Tina Brown tells the Mail that she was drawn to the US because of its "classlessness". I wonder what she thinks she means by that bullshit word?
She has dedicated her entire journalistic career to the celebration and reinvention of privilege - in both its hereditary/old money and celebrity/new money modes. Her Tatler was not egalitarian but simply fresher; the faces got younger. Like a Blair early prototype, she excelled in re-spinning old forms - largely through the practice of ageism and unfair dismissal.
At Vanity Fair her obeisance to Hollywood and the summer residents on Martha's Vineyard was a thing of religion, worthy of an additional gospel to the New Testament itself. Now she has written The Diana Chronicles in which her proximity to the princess is made a selling point: why, she even lunched with her (and Anna Wintour) at "the Four Seasons on Park Avenue" (a crucial locational prestige meme) three weeks before the princess' death. So utterly absorbed is Tina in the biology of luminary personality she imagines that celebrity has the power to transform physical appearance - "I have to think that being looked at obsessively by people you don't know actually changes the way your face and body are assembled," she writes in her Diana book ... "The heads of world-class celebrities literally seem to change."

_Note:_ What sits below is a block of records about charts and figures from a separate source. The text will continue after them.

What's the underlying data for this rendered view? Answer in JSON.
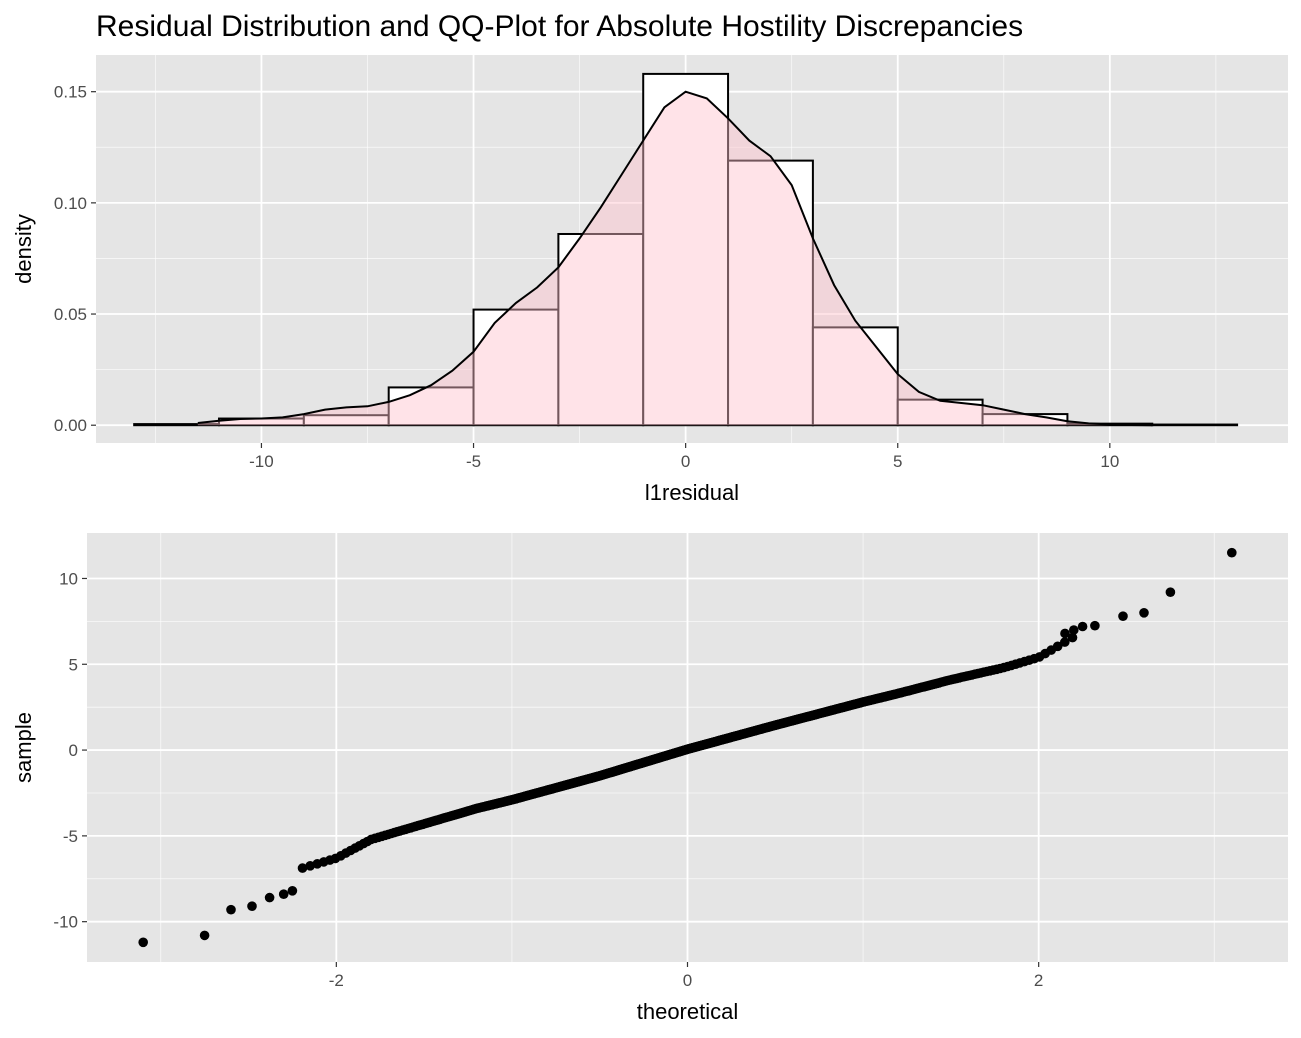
{
  "title": "Residual Distribution and QQ-Plot for Absolute Hostility Discrepancies",
  "colors": {
    "panel_bg": "#e5e5e5",
    "grid_major": "#ffffff",
    "grid_minor": "#f2f2f2",
    "bar_fill": "#ffffff",
    "bar_stroke": "#000000",
    "density_fill": "#ffc0cb",
    "density_alpha": 0.45,
    "point": "#000000",
    "tick_text": "#4d4d4d"
  },
  "chart_data": [
    {
      "type": "bar",
      "subtype": "histogram_with_density",
      "xlabel": "l1residual",
      "ylabel": "density",
      "xlim": [
        -13.9,
        14.2
      ],
      "ylim": [
        -0.008,
        0.1665
      ],
      "xticks": [
        -10,
        -5,
        0,
        5,
        10
      ],
      "xtick_labels": [
        "-10",
        "-5",
        "0",
        "5",
        "10"
      ],
      "yticks": [
        0,
        0.05,
        0.1,
        0.15
      ],
      "ytick_labels": [
        "0.00",
        "0.05",
        "0.10",
        "0.15"
      ],
      "grid": true,
      "bins": [
        {
          "x0": -13,
          "x1": -11,
          "density": 0.0005
        },
        {
          "x0": -11,
          "x1": -9,
          "density": 0.003
        },
        {
          "x0": -9,
          "x1": -7,
          "density": 0.0045
        },
        {
          "x0": -7,
          "x1": -5,
          "density": 0.017
        },
        {
          "x0": -5,
          "x1": -3,
          "density": 0.052
        },
        {
          "x0": -3,
          "x1": -1,
          "density": 0.086
        },
        {
          "x0": -1,
          "x1": 1,
          "density": 0.158
        },
        {
          "x0": 1,
          "x1": 3,
          "density": 0.119
        },
        {
          "x0": 3,
          "x1": 5,
          "density": 0.044
        },
        {
          "x0": 5,
          "x1": 7,
          "density": 0.0115
        },
        {
          "x0": 7,
          "x1": 9,
          "density": 0.005
        },
        {
          "x0": 9,
          "x1": 11,
          "density": 0.0007
        },
        {
          "x0": 11,
          "x1": 13,
          "density": 0.0003
        }
      ],
      "density_curve": {
        "x": [
          -11.5,
          -11,
          -10.5,
          -10,
          -9.5,
          -9,
          -8.5,
          -8,
          -7.5,
          -7,
          -6.5,
          -6,
          -5.5,
          -5,
          -4.5,
          -4,
          -3.5,
          -3,
          -2.5,
          -2,
          -1.5,
          -1,
          -0.5,
          0,
          0.5,
          1,
          1.5,
          2,
          2.5,
          3,
          3.5,
          4,
          4.5,
          5,
          5.5,
          6,
          6.5,
          7,
          7.5,
          8,
          8.5,
          9,
          9.5,
          10,
          10.5,
          11
        ],
        "y": [
          0.001,
          0.002,
          0.0028,
          0.003,
          0.0035,
          0.005,
          0.007,
          0.008,
          0.0085,
          0.0105,
          0.0135,
          0.018,
          0.0245,
          0.033,
          0.046,
          0.055,
          0.062,
          0.071,
          0.084,
          0.098,
          0.113,
          0.128,
          0.143,
          0.15,
          0.147,
          0.138,
          0.128,
          0.121,
          0.108,
          0.084,
          0.063,
          0.047,
          0.035,
          0.023,
          0.015,
          0.011,
          0.01,
          0.009,
          0.007,
          0.005,
          0.0035,
          0.0018,
          0.0008,
          0.0003,
          0.0001,
          0.0
        ]
      }
    },
    {
      "type": "scatter",
      "subtype": "qq_plot",
      "xlabel": "theoretical",
      "ylabel": "sample",
      "xlim": [
        -3.42,
        3.42
      ],
      "ylim": [
        -12.35,
        12.65
      ],
      "xticks": [
        -2,
        0,
        2
      ],
      "xtick_labels": [
        "-2",
        "0",
        "2"
      ],
      "yticks": [
        -10,
        -5,
        0,
        5,
        10
      ],
      "ytick_labels": [
        "-10",
        "-5",
        "0",
        "5",
        "10"
      ],
      "grid": true,
      "n_points": 600,
      "trend_theoretical": [
        -2.2,
        -2.0,
        -1.8,
        -1.5,
        -1.2,
        -1.0,
        -0.5,
        0,
        0.5,
        1.0,
        1.2,
        1.5,
        1.8,
        2.0,
        2.2
      ],
      "trend_sample": [
        -6.9,
        -6.3,
        -5.2,
        -4.3,
        -3.4,
        -2.9,
        -1.5,
        0.05,
        1.45,
        2.8,
        3.3,
        4.1,
        4.8,
        5.4,
        6.6
      ],
      "tail_points": {
        "x": [
          -3.1,
          -2.75,
          -2.6,
          -2.48,
          -2.38,
          -2.3,
          -2.25,
          2.15,
          2.2,
          2.25,
          2.32,
          2.48,
          2.6,
          2.75,
          3.1
        ],
        "y": [
          -11.2,
          -10.8,
          -9.3,
          -9.1,
          -8.6,
          -8.4,
          -8.2,
          6.8,
          7.0,
          7.2,
          7.25,
          7.8,
          8.0,
          9.2,
          11.5
        ]
      }
    }
  ]
}
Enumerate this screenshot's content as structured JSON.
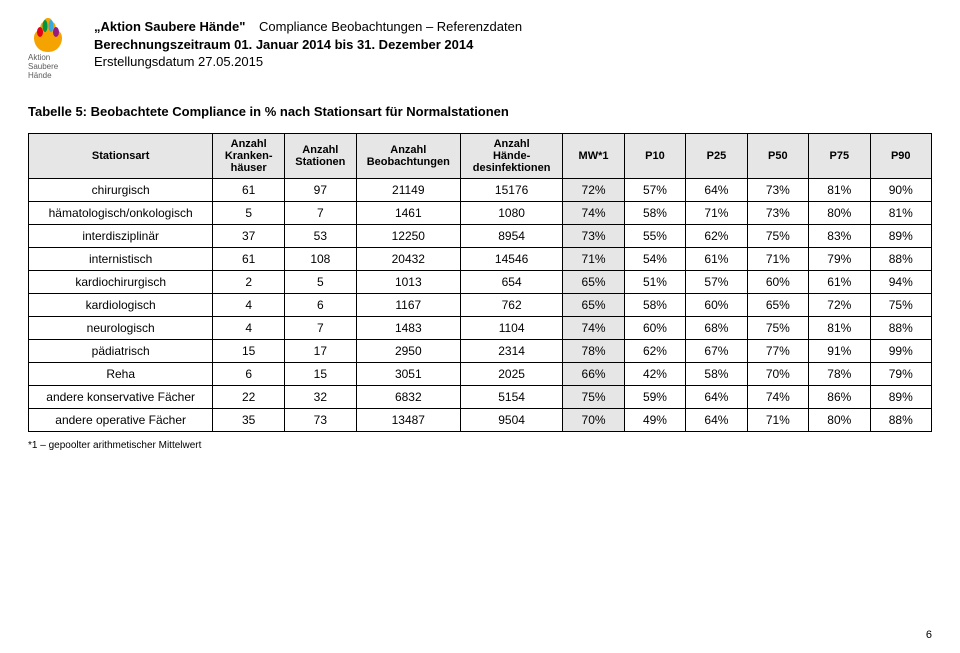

It's all in the eyes of the beholder, Tina - your hallucination, a projection of mindless, unquestioning worship of fame, is up there with seeing the face of the Virgin Mary in a baked spud, one modern example of a condition known as pareidolia and defined as a "neurological/psychological phenomenon by which the brain interprets vague images as specific ones."
It's hard to know quite what Tina means by classless. I suspect that in her mind classless is anything or anyone that admits her person, subsequent to her advertising her desire to be admitted first.